All the dead were male, many of them young, he said. When the judges said the capital police failed to conduct a proper investigation, the officer submitted that the writ of the government was challenged and that there was no evidence about the innocence of the people who were killed during the operation. It was common knowledge that the Lal Masjid people had taken law in their hands and subjected the capital city to numerous incidents of terrorism.

“We need to confront to prevent such happenings in future,” remarked Justice Sheikh Azmat Saeed.

“The State should always be true to its people.”

Otherwise, the chapter of Lal Masjid tragedy would never be closed and the wounds would never heal, he added, stressing that the solution to such crises will come only when truth prevails.

Chief Justice Chaudhry also emphasised the need of concrete evidence to fix the responsibility of the incident.

Petitions filed on the bloody incident early this year revolve around the whereabouts of seminary students who went missing during the week-long standoff. It included one from Maulana Abdul Aziz, the head cleric of the masjid at that time, who reported that his mother, Sahiba Khatoon, has been missing since July 10, 2007.

Press published unconfirmed reports last April that she had come out of the mosque but died within days and was buried in Rajanpur by the side of her younger son, Ghazi Abdul Rashid, who was killed in the military operation.

The Lal Masjid conflict started with the Jamia Hafsa girls occupying the adjacent Children’s Library on January 22, 2007 in retaliation to the razing of seven ‘unauthorised’ mosques by the city administration. The confrontation built up in the succeeding month to erupt into armed clashes when a Ranger was killed on July 3, 2007 by gunfire from the mosque.

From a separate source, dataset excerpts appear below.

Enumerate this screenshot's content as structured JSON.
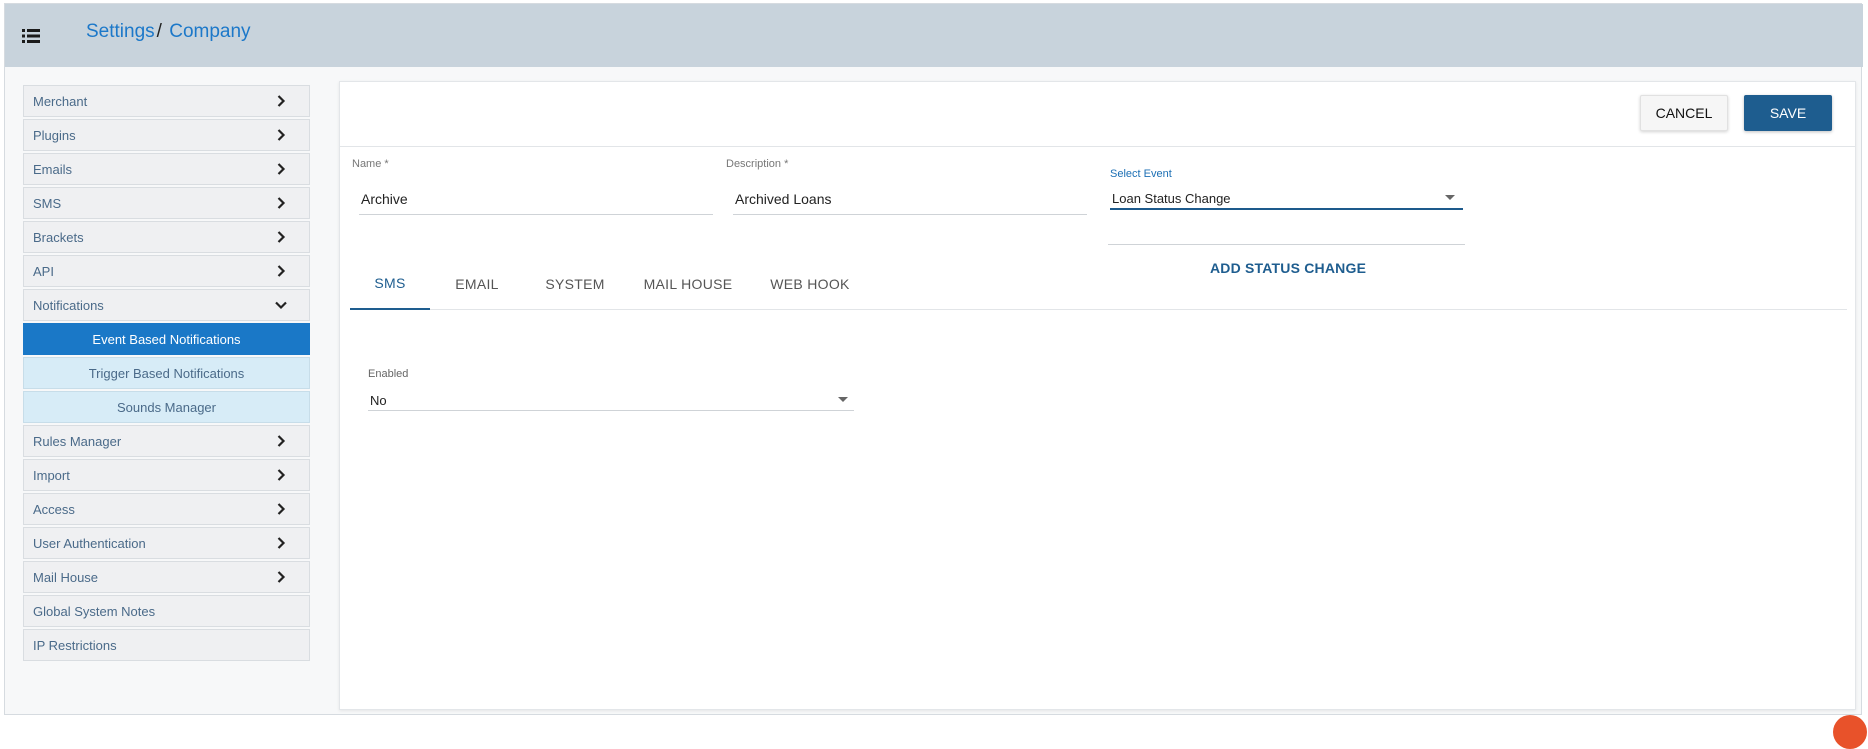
{
  "header": {
    "menu_icon": "list-menu-icon",
    "breadcrumb_root": "Settings",
    "breadcrumb_sep": "/",
    "breadcrumb_current": "Company"
  },
  "sidebar": {
    "items": [
      {
        "label": "Merchant",
        "icon": "chevron-right-icon"
      },
      {
        "label": "Plugins",
        "icon": "chevron-right-icon"
      },
      {
        "label": "Emails",
        "icon": "chevron-right-icon"
      },
      {
        "label": "SMS",
        "icon": "chevron-right-icon"
      },
      {
        "label": "Brackets",
        "icon": "chevron-right-icon"
      },
      {
        "label": "API",
        "icon": "chevron-right-icon"
      },
      {
        "label": "Notifications",
        "icon": "chevron-down-icon"
      }
    ],
    "subitems": [
      {
        "label": "Event Based Notifications",
        "active": true
      },
      {
        "label": "Trigger Based Notifications",
        "active": false
      },
      {
        "label": "Sounds Manager",
        "active": false
      }
    ],
    "items_after": [
      {
        "label": "Rules Manager",
        "icon": "chevron-right-icon"
      },
      {
        "label": "Import",
        "icon": "chevron-right-icon"
      },
      {
        "label": "Access",
        "icon": "chevron-right-icon"
      },
      {
        "label": "User Authentication",
        "icon": "chevron-right-icon"
      },
      {
        "label": "Mail House",
        "icon": "chevron-right-icon"
      },
      {
        "label": "Global System Notes",
        "icon": ""
      },
      {
        "label": "IP Restrictions",
        "icon": ""
      }
    ]
  },
  "toolbar": {
    "cancel_label": "CANCEL",
    "save_label": "SAVE"
  },
  "form": {
    "name_label": "Name *",
    "name_value": "Archive",
    "description_label": "Description *",
    "description_value": "Archived Loans",
    "select_event_label": "Select Event",
    "select_event_value": "Loan Status Change",
    "add_status_label": "ADD STATUS CHANGE"
  },
  "tabs": [
    {
      "label": "SMS",
      "active": true
    },
    {
      "label": "EMAIL",
      "active": false
    },
    {
      "label": "SYSTEM",
      "active": false
    },
    {
      "label": "MAIL HOUSE",
      "active": false
    },
    {
      "label": "WEB HOOK",
      "active": false
    }
  ],
  "sms_tab": {
    "enabled_label": "Enabled",
    "enabled_value": "No"
  },
  "colors": {
    "topbar": "#c8d3dc",
    "accent": "#1e5d8f",
    "active_item": "#1a78c7",
    "breadcrumb": "#1c78c9"
  }
}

Army was called in the same night and special forces stormed the mosque after suspension of water and electricity supply to the mosque failed to subdue the alleged militants holed up inside.

The commission formed on Tuesday to probe the tragedy is the latest to be appointed by the Supreme Court in recent years.

Those constituted earlier dealt with issues such as petroleum pricing, enforced disappearance of people, breaching of embankments during 2010 floods, and the commission on a memorandum allegedly communicated by the government to the United States.